The gomen's deemed it necessary to order over a million workers to begin working from home tomorrow. While good intentioned, no doubt, the sudden sweeping command has given businesses little time to plan.

In other news, we're still floundering in the over-800-Covid-cases-a-day zone; Umno and PAS 'ave left little stepbrother Bersatu out of the sandbox; and, the Selangor Sultan's told politicians to stop being idiots, but can they help it, though?

Stay home...and that's an order!

Work from home order issued

It doesn’t look like things are getting much better in Malaysia as far as Covid-19 is concerned, even with several states and all three federal territories under various levels of movement control orders (MCO).
 
So, the decision-makers at the National Security Council (NSC) has ordered all atas-level workers (that’s those of you in management and supervisory positions) in Conditional MCO areas to work from home from tomorrow. This affects over a million private and public sectors in Sabah, Selangor, Kuala Lumpur, Putrajaya and Labuan.
 
In the words of former batik-wearing, current Senior Minister (Security Cluster) Ismail Sabri Yaakob, this ain’t no suggestion, “this is a directive”, meant to reduce the number of peeps working in offices and factories, with the exception of certain sectors.

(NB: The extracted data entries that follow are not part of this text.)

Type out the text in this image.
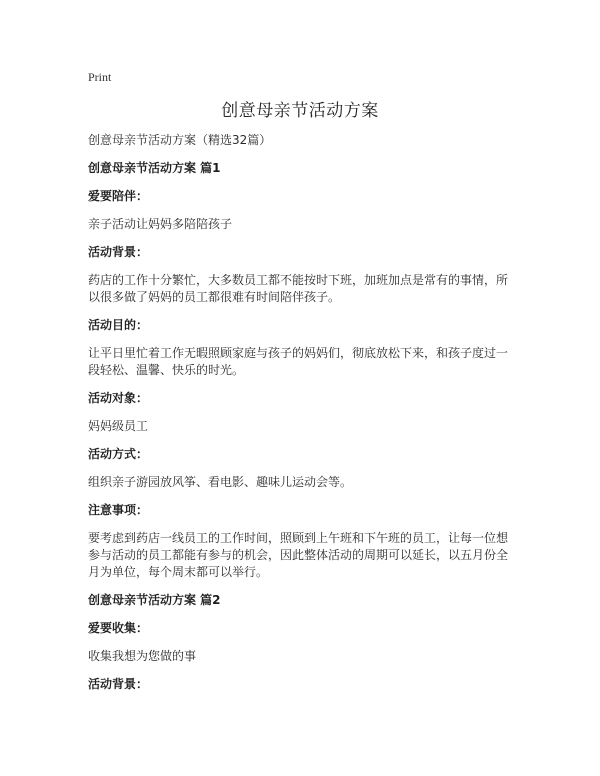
Print
创意母亲节活动方案
创意母亲节活动方案（精选32篇）
创意母亲节活动方案 篇1
爱要陪伴：
亲子活动让妈妈多陪陪孩子
活动背景：
药店的工作十分繁忙，大多数员工都不能按时下班，加班加点是常有的事情，所以很多做了妈妈的员工都很难有时间陪伴孩子。
活动目的：
让平日里忙着工作无暇照顾家庭与孩子的妈妈们，彻底放松下来，和孩子度过一段轻松、温馨、快乐的时光。
活动对象：
妈妈级员工
活动方式：
组织亲子游园放风筝、看电影、趣味儿运动会等。
注意事项：
要考虑到药店一线员工的工作时间，照顾到上午班和下午班的员工，让每一位想参与活动的员工都能有参与的机会，因此整体活动的周期可以延长，以五月份全月为单位，每个周末都可以举行。
创意母亲节活动方案 篇2
爱要收集：
收集我想为您做的事
活动背景：
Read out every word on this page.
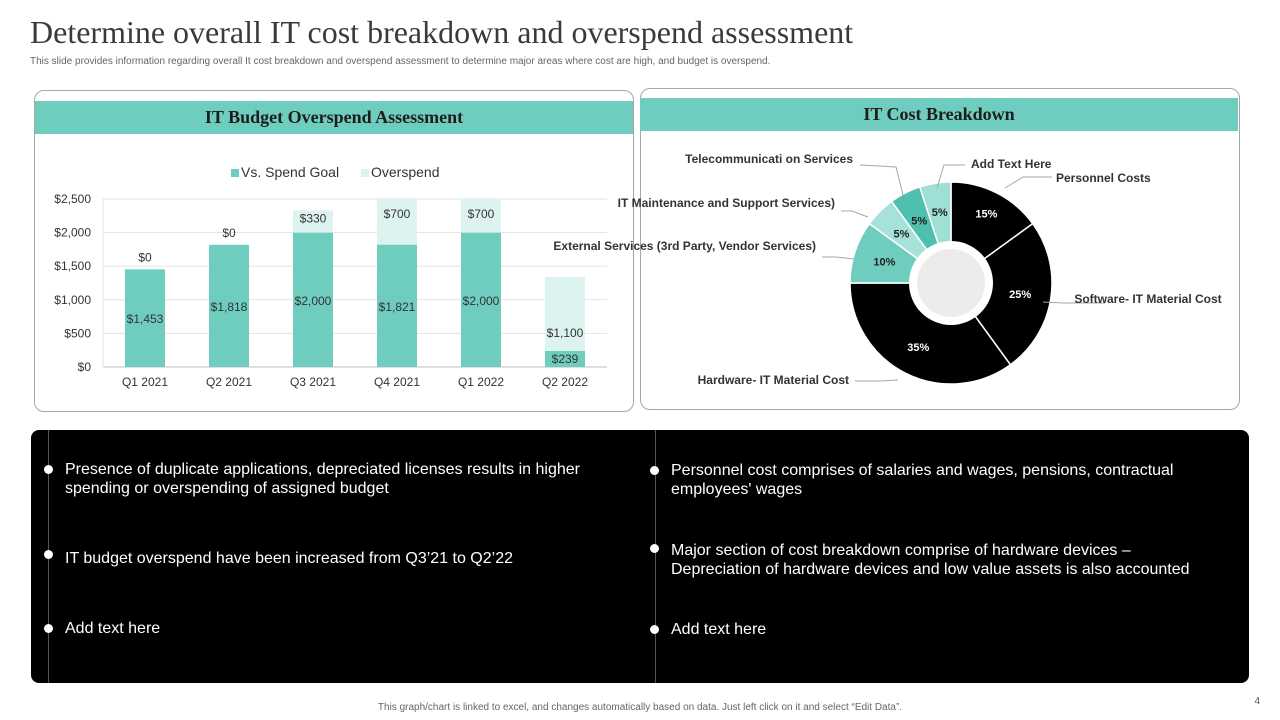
Determine overall IT cost breakdown and overspend assessment
This slide provides information regarding overall It cost breakdown and overspend assessment to determine major areas where cost are high, and budget is overspend.
IT Budget Overspend Assessment
$0
$500
$1,000
$1,500
$2,000
$2,500
Vs. Spend Goal Overspend
$1,453
$0
Q1 2021
$1,818
$0
Q2 2021
$2,000
$330
Q3 2021
$1,821
$700
Q4 2021
$2,000
$700
Q1 2022
$239
$1,100
Q2 2022
IT Cost Breakdown
15%
25%
35%
10%
5%
5%
5%
Personnel Costs
Software- IT Material Cost
Hardware- IT Material Cost
External Services (3rd Party, Vendor Services)
IT Maintenance and Support Services)
Telecommunicati on Services	Add Text Here
Presence of duplicate applications, depreciated licenses results in higher spending or overspending of assigned budget
IT budget overspend have been increased from Q3’21 to Q2’22
Add text here
Personnel cost comprises of salaries and wages, pensions, contractual employees' wages
Major section of cost breakdown comprise of hardware devices – Depreciation of hardware devices and low value assets is also accounted
Add text here
This graph/chart is linked to excel, and changes automatically based on data. Just left click on it and select “Edit Data”.
4
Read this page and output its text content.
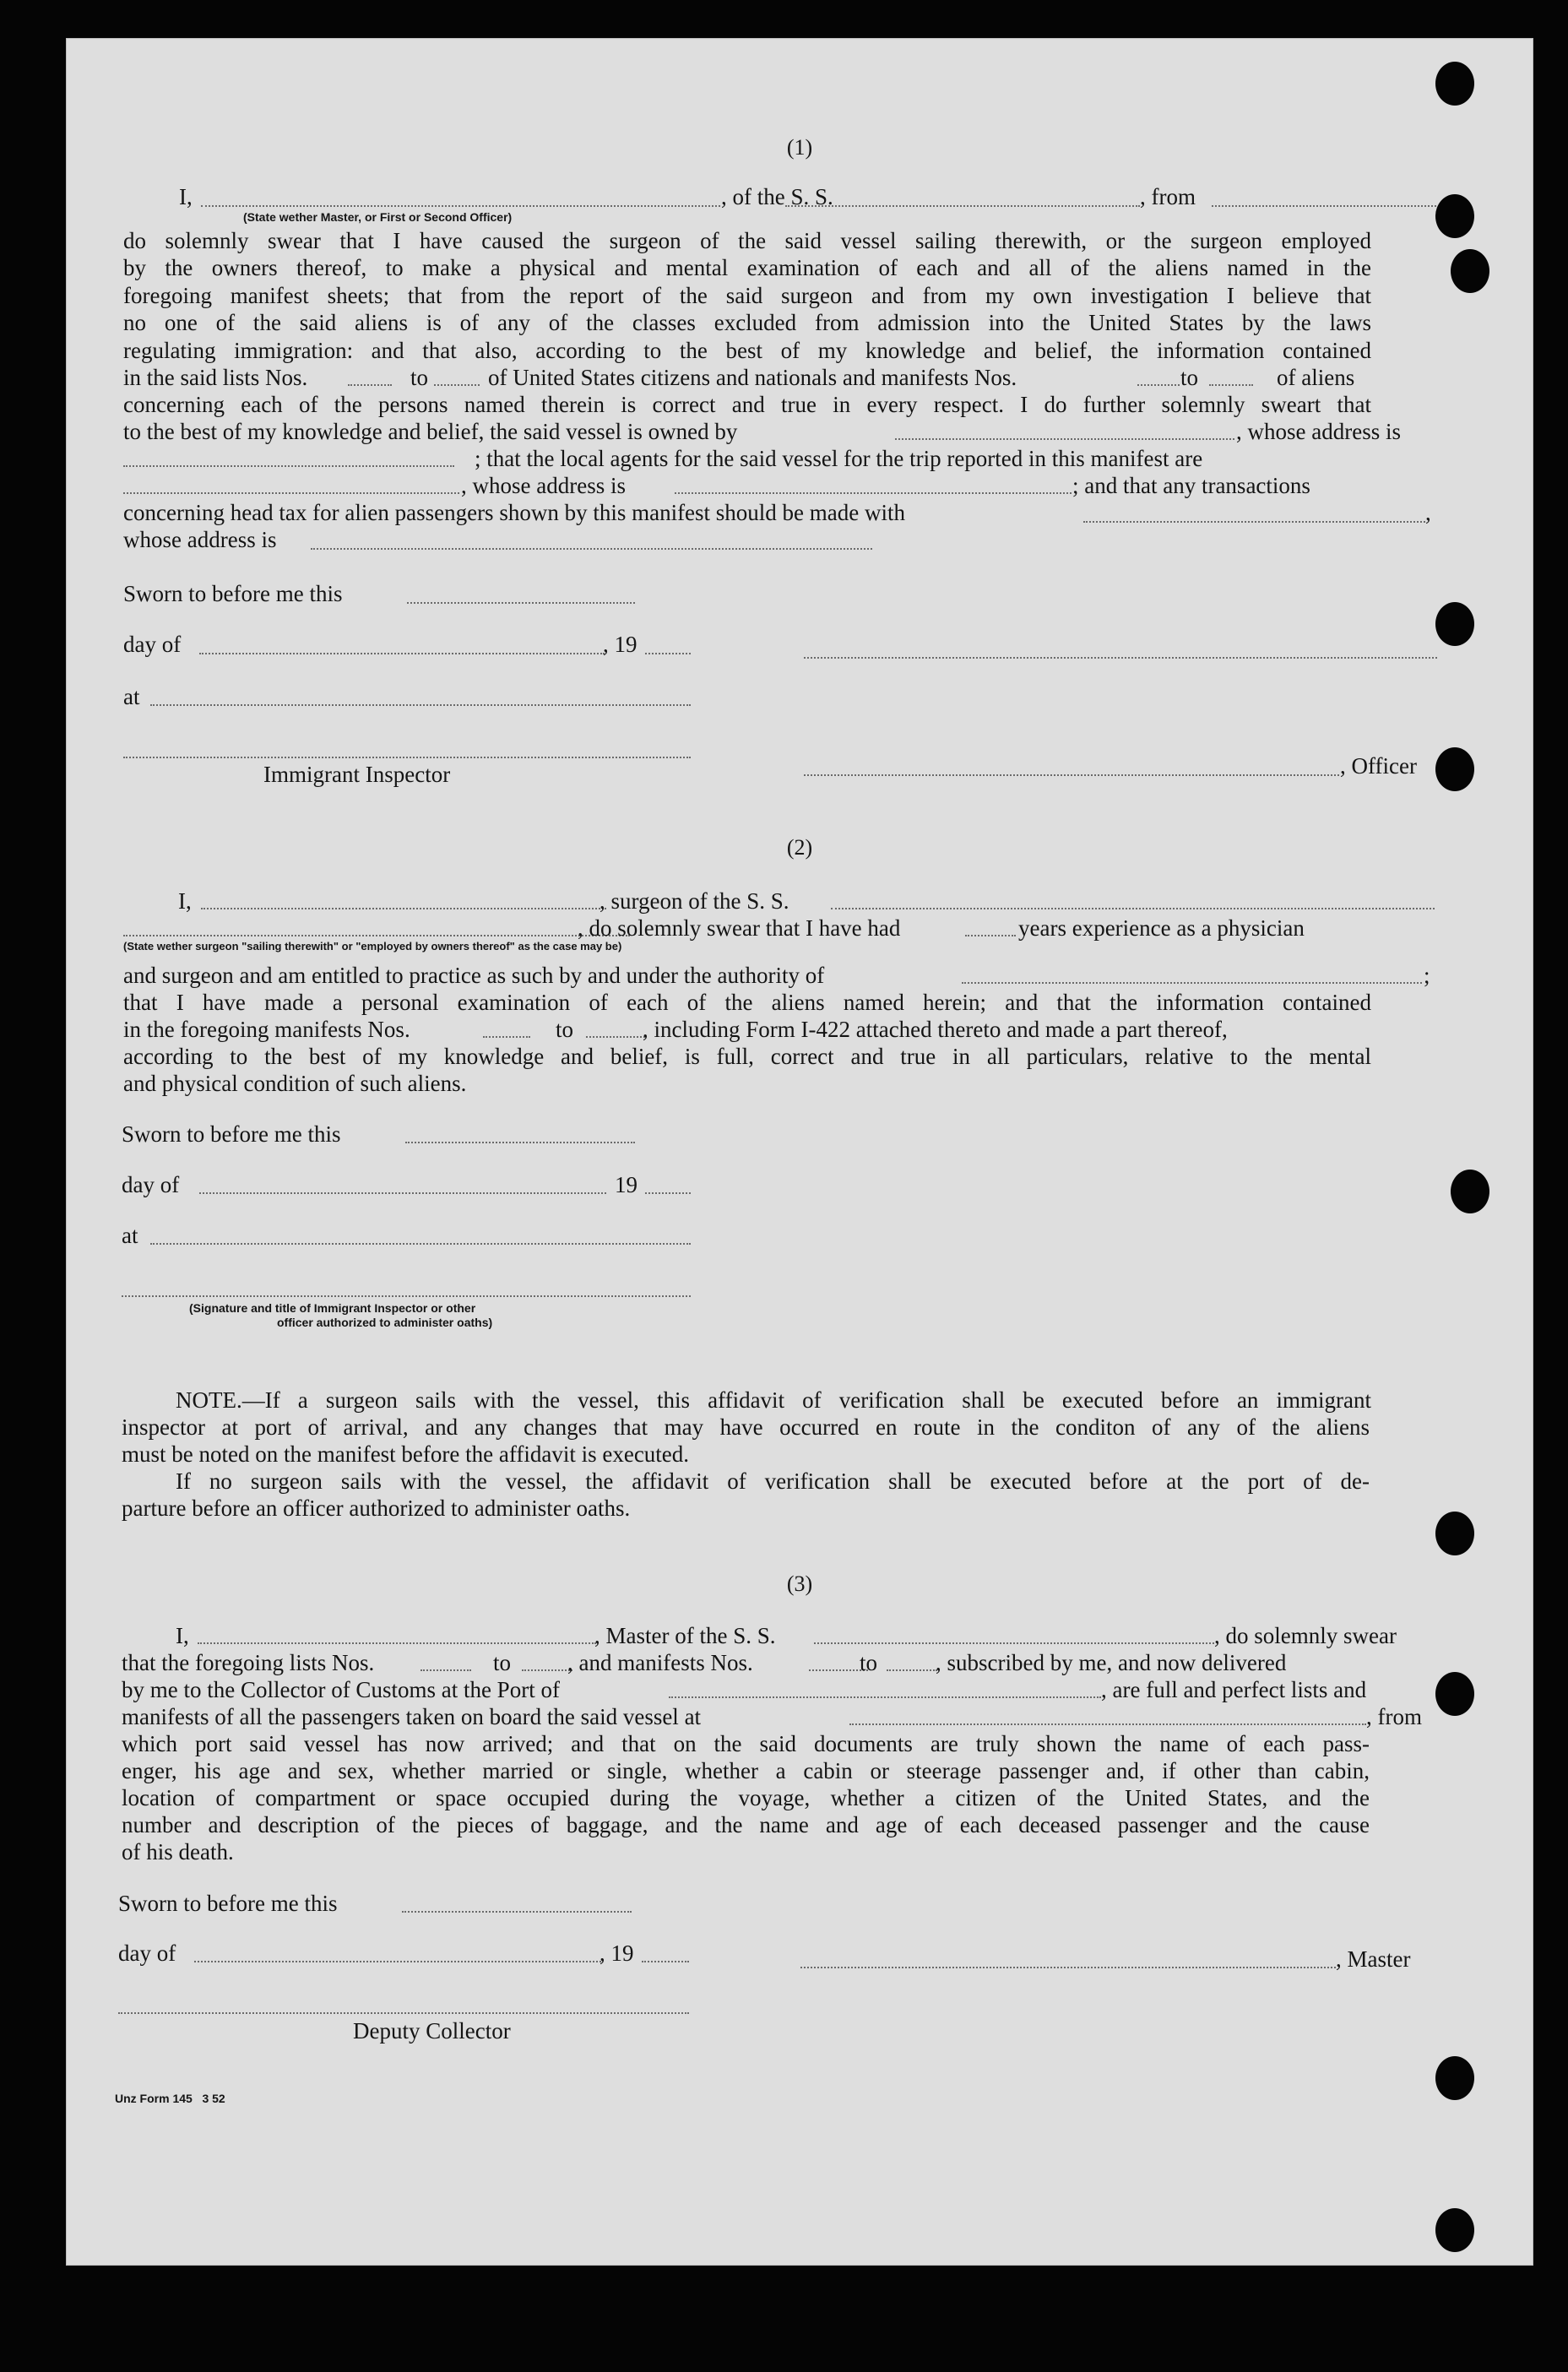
(1)
I,	, of the S. S.	, from
(State wether Master, or First or Second Officer)
do solemnly swear that I have caused the surgeon of the said vessel sailing therewith, or the surgeon employed
by the owners thereof, to make a physical and mental examination of each and all of the aliens named in the
foregoing manifest sheets; that from the report of the said surgeon and from my own investigation I believe that
no one of the said aliens is of any of the classes excluded from admission into the United States by the laws
regulating immigration: and that also, according to the best of my knowledge and belief, the information contained
in the said lists Nos.	to	of United States citizens and nationals and manifests Nos.	to	of aliens
concerning each of the persons named therein is correct and true in every respect. I do further solemnly sweart that
to the best of my knowledge and belief, the said vessel is owned by	, whose address is
; that the local agents for the said vessel for the trip reported in this manifest are
, whose address is	; and that any transactions
concerning head tax for alien passengers shown by this manifest should be made with	,
whose address is
Sworn to before me this
day of	, 19
at
Immigrant Inspector	, Officer
(2)
I,	, surgeon of the S. S.
, do solemnly swear that I have had	years experience as a physician
(State wether surgeon "sailing therewith" or "employed by owners thereof" as the case may be)
and surgeon and am entitled to practice as such by and under the authority of	;
that I have made a personal examination of each of the aliens named herein; and that the information contained
in the foregoing manifests Nos.	to	, including Form I-422 attached thereto and made a part thereof,
according to the best of my knowledge and belief, is full, correct and true in all particulars, relative to the mental
and physical condition of such aliens.
Sworn to before me this
day of	19
at
(Signature and title of Immigrant Inspector or other
officer authorized to administer oaths)
NOTE.—If a surgeon sails with the vessel, this affidavit of verification shall be executed before an immigrant
inspector at port of arrival, and any changes that may have occurred en route in the conditon of any of the aliens
must be noted on the manifest before the affidavit is executed.
If no surgeon sails with the vessel, the affidavit of verification shall be executed before at the port of de-
parture before an officer authorized to administer oaths.
(3)
I,	, Master of the S. S.	, do solemnly swear
that the foregoing lists Nos.	to , and manifests Nos.	to	, subscribed by me, and now delivered
by me to the Collector of Customs at the Port of	, are full and perfect lists and
manifests of all the passengers taken on board the said vessel at	, from
which port said vessel has now arrived; and that on the said documents are truly shown the name of each pass-
enger, his age and sex, whether married or single, whether a cabin or steerage passenger and, if other than cabin,
location of compartment or space occupied during the voyage, whether a citizen of the United States, and the
number and description of the pieces of baggage, and the name and age of each deceased passenger and the cause
of his death.
Sworn to before me this
day of	, 19	, Master
Deputy Collector
Unz Form 145   3 52
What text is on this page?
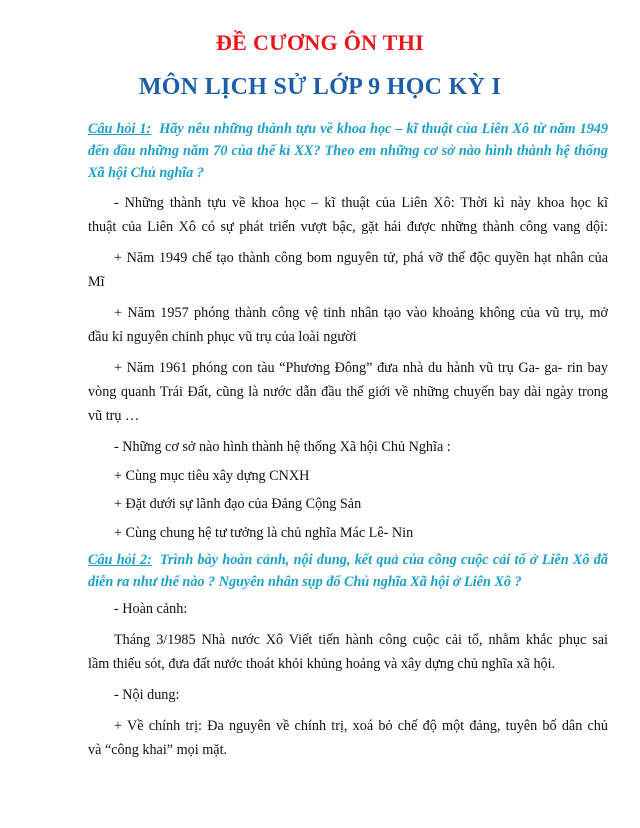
ĐỀ CƯƠNG ÔN THI
MÔN LỊCH SỬ LỚP 9 HỌC KỲ I
Câu hỏi 1: Hãy nêu những thành tựu về khoa học – kĩ thuật của Liên Xô từ năm 1949 đến đầu những năm 70 của thế kỉ XX? Theo em những cơ sở nào hình thành hệ thống Xã hội Chủ nghĩa ?
- Những thành tựu về khoa học – kĩ thuật của Liên Xô: Thời kì này khoa học kĩ
thuật của Liên Xô có sự phát triển vượt bậc, gặt hái được những thành công vang dội:
+ Năm 1949 chế tạo thành công bom nguyên tử, phá vỡ thế độc quyền hạt nhân của
Mĩ
+ Năm 1957 phóng thành công vệ tinh nhân tạo vào khoảng không của vũ trụ, mở
đầu kỉ nguyên chinh phục vũ trụ của loài người
+ Năm 1961 phóng con tàu “Phương Đông” đưa nhà du hành vũ trụ Ga- ga- rin bay
vòng quanh Trái Đất, cũng là nước dẫn đầu thế giới về những chuyến bay dài ngày trong
vũ trụ …
- Những cơ sở nào hình thành hệ thống Xã hội Chủ Nghĩa :
+ Cùng mục tiêu xây dựng CNXH
+ Đặt dưới sự lãnh đạo của Đảng Cộng Sản
+ Cùng chung hệ tư tưởng là chủ nghĩa Mác Lê- Nin
Câu hỏi 2: Trình bày hoàn cảnh, nội dung, kết quả của công cuộc cải tổ ở Liên Xô đã diễn ra như thế nào ? Nguyên nhân sụp đổ Chủ nghĩa Xã hội ở Liên Xô ?
- Hoàn cảnh:
Tháng 3/1985 Nhà nước Xô Viết tiến hành công cuộc cải tổ, nhằm khắc phục sai
lầm thiếu sót, đưa đất nước thoát khỏi khủng hoảng và xây dựng chủ nghĩa xã hội.
- Nội dung:
+ Về chính trị: Đa nguyên về chính trị, xoá bỏ chế độ một đảng, tuyên bố dân chủ
và “công khai” mọi mặt.
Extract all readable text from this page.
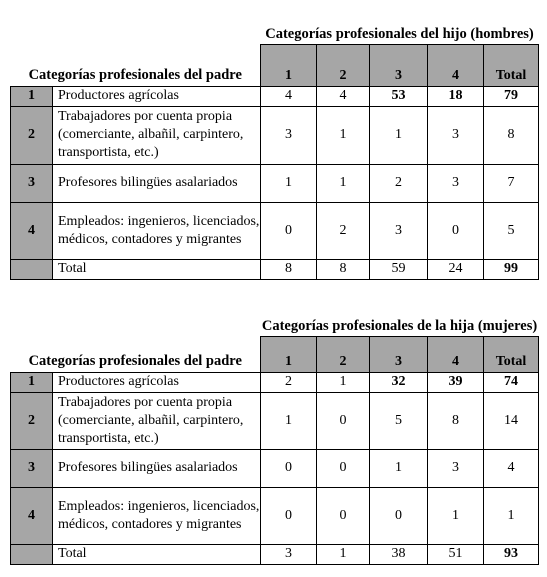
		Categorías profesionales del hijo (hombres)				
Categorías profesionales del padre		1	2	3	4	Total
1	Productores agrícolas	4	4	53	18	79
2	Trabajadores por cuenta propia (comerciante, albañil, carpintero, transportista, etc.)	3	1	1	3	8
3	Profesores bilingües asalariados	1	1	2	3	7
4	Empleados: ingenieros, licenciados, médicos, contadores y migrantes	0	2	3	0	5
	Total	8	8	59	24	99
		Categorías profesionales de la hija (mujeres)				
Categorías profesionales del padre		1	2	3	4	Total
1	Productores agrícolas	2	1	32	39	74
2	Trabajadores por cuenta propia (comerciante, albañil, carpintero, transportista, etc.)	1	0	5	8	14
3	Profesores bilingües asalariados	0	0	1	3	4
4	Empleados: ingenieros, licenciados, médicos, contadores y migrantes	0	0	0	1	1
	Total	3	1	38	51	93
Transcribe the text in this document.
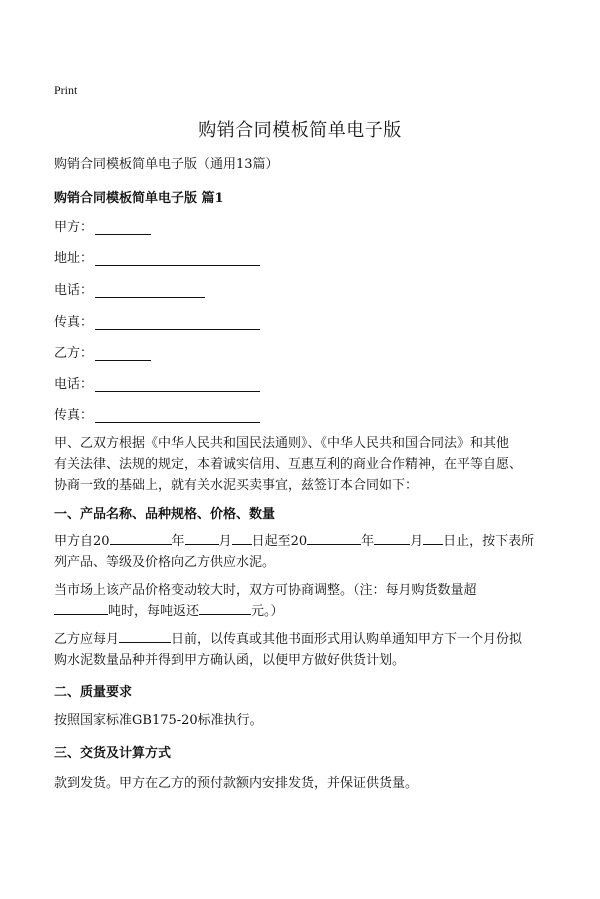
Print
购销合同模板简单电子版
购销合同模板简单电子版（通用13篇）
购销合同模板简单电子版 篇1
甲方：
地址：
电话：
传真：
乙方：
电话：
传真：
甲、乙双方根据《中华人民共和国民法通则》、《中华人民共和国合同法》和其他
有关法律、法规的规定，本着诚实信用、互惠互利的商业合作精神，在平等自愿、
协商一致的基础上，就有关水泥买卖事宜，兹签订本合同如下：
一、产品名称、品种规格、价格、数量
甲方自20	年	月 日起至20	年	月 日止，按下表所
列产品、等级及价格向乙方供应水泥。
当市场上该产品价格变动较大时，双方可协商调整。（注：每月购货数量超
吨时，每吨返还	元。）
乙方应每月	日前，以传真或其他书面形式用认购单通知甲方下一个月份拟
购水泥数量品种并得到甲方确认函，以便甲方做好供货计划。
二、质量要求
按照国家标准GB175-20标准执行。
三、交货及计算方式
款到发货。甲方在乙方的预付款额内安排发货，并保证供货量。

As often the case with these sudden, sweeping directives, the road to confusion is paved with good intentions. With just over a day’s notice, many are left scratching their heads over the fine print.

Apart from saying those involved in finance, making payments, enforcement and welfare are exempt, Izzy provided little other details. Instead, he said the International Trade and Industry Ministry will issue a list of affected sectors.

But there’s more. Those in red zones who have to physically go to work will have to undergo swab tests for Covid-19 screening. The good news is these tests will be fully covered by Socso.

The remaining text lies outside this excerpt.